Synchrophasor-Based Event Detection, Classification, and Localization Using Koopman, Transient Energy Matrix, Best Worth Method, and Dynamic Graph

Abstract

The integration of high-resolution data from phasor measurement units (PMUs) in the power grid operation provides an opportunity for enhanced situational awareness and possible decision support to the system operator. Nevertheless, the effective extraction of valuable information from the PMU data stream requires a data analytics tool. Existing techniques rely on feature selection, labeled data and typically do not consider the nonlinear, dynamic, and stochastic nature of the power system.
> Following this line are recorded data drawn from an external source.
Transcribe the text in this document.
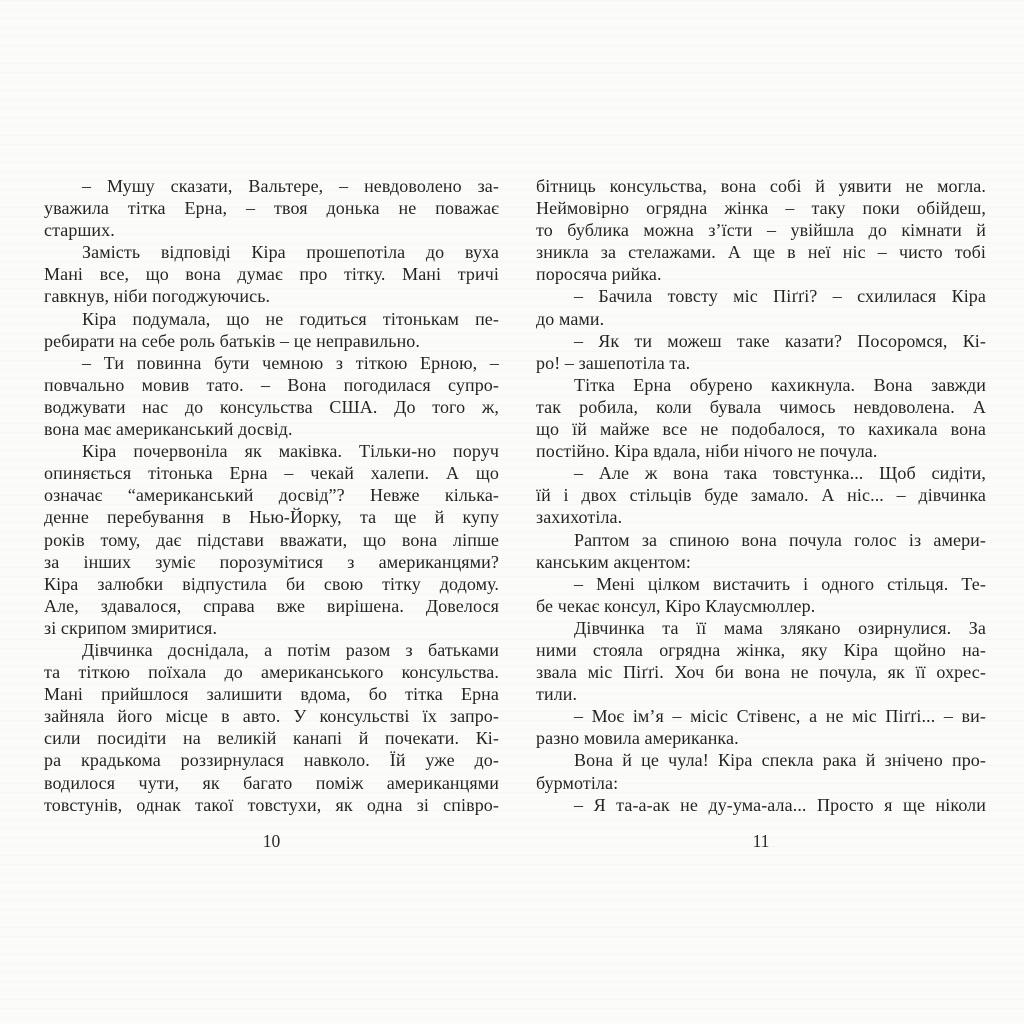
– Мушу сказати, Вальтере, – невдоволено за-
уважила тітка Ерна, – твоя донька не поважає
старших.
Замість відповіді Кіра прошепотіла до вуха
Мані все, що вона думає про тітку. Мані тричі
гавкнув, ніби погоджуючись.
Кіра подумала, що не годиться тітонькам пе-
ребирати на себе роль батьків – це неправильно.
– Ти повинна бути чемною з тіткою Ерною, –
повчально мовив тато. – Вона погодилася супро-
воджувати нас до консульства США. До того ж,
вона має американський досвід.
Кіра почервоніла як маківка. Тільки-но поруч
опиняється тітонька Ерна – чекай халепи. А що
означає “американський досвід”? Невже кілька-
денне перебування в Нью-Йорку, та ще й купу
років тому, дає підстави вважати, що вона ліпше
за інших зуміє порозумітися з американцями?
Кіра залюбки відпустила би свою тітку додому.
Але, здавалося, справа вже вирішена. Довелося
зі скрипом змиритися.
Дівчинка доснідала, а потім разом з батьками
та тіткою поїхала до американського консульства.
Мані прийшлося залишити вдома, бо тітка Ерна
зайняла його місце в авто. У консульстві їх запро-
сили посидіти на великій канапі й почекати. Кі-
ра крадькома роззирнулася навколо. Їй уже до-
водилося чути, як багато поміж американцями
товстунів, однак такої товстухи, як одна зі співро-
10
бітниць консульства, вона собі й уявити не могла.
Неймовірно огрядна жінка – таку поки обійдеш,
то бублика можна з’їсти – увійшла до кімнати й
зникла за стелажами. А ще в неї ніс – чисто тобі
поросяча рийка.
– Бачила товсту міс Піґґі? – схилилася Кіра
до мами.
– Як ти можеш таке казати? Посоромся, Кі-
ро! – зашепотіла та.
Тітка Ерна обурено кахикнула. Вона завжди
так робила, коли бувала чимось невдоволена. А
що їй майже все не подобалося, то кахикала вона
постійно. Кіра вдала, ніби нічого не почула.
– Але ж вона така товстунка... Щоб сидіти,
їй і двох стільців буде замало. А ніс... – дівчинка
захихотіла.
Раптом за спиною вона почула голос із амери-
канським акцентом:
– Мені цілком вистачить і одного стільця. Те-
бе чекає консул, Кіро Клаусмюллер.
Дівчинка та її мама злякано озирнулися. За
ними стояла огрядна жінка, яку Кіра щойно на-
звала міс Піґґі. Хоч би вона не почула, як її охрес-
тили.
– Моє ім’я – місіс Стівенс, а не міс Піґґі... – ви-
разно мовила американка.
Вона й це чула! Кіра спекла рака й знічено про-
бурмотіла:
– Я та-а-ак не ду-ума-ала... Просто я ще ніколи
11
In this paper, a novel online algorithm is developed for event detection, localization, and classification using synchrophasor data considering system dynamics. A new multi-stage technique includes: i) Prony Analysis is used to detect dynamic events/ disturbance window, ii) temporal and spatial signature of event is extracted by fitting a linear model to the PMU measurements for identified event/ disturbance based on Koopman mode decomposition, iii) the transient energy matrix (TEM) of the event is constructed with the eigenanalysis of the fitted linear modes, iv) physics-based classification is done using TEM without need for any labeled data, v) Best Worth Method (BWM) is utilized to incorporate expert opinion for event classification, as necessary, and vi) the dynamic graph-theoretic technique is developed and used for localization based on TEM, and the physical event is confirmed based on spatial correlation of measurements. The developed algorithm is validated using multiple events such as faults and variations/switching of load/ generator/capacitor/distributed energy resources for the IEEE 14 and 39 Bus test systems as well as real PMU industrial data.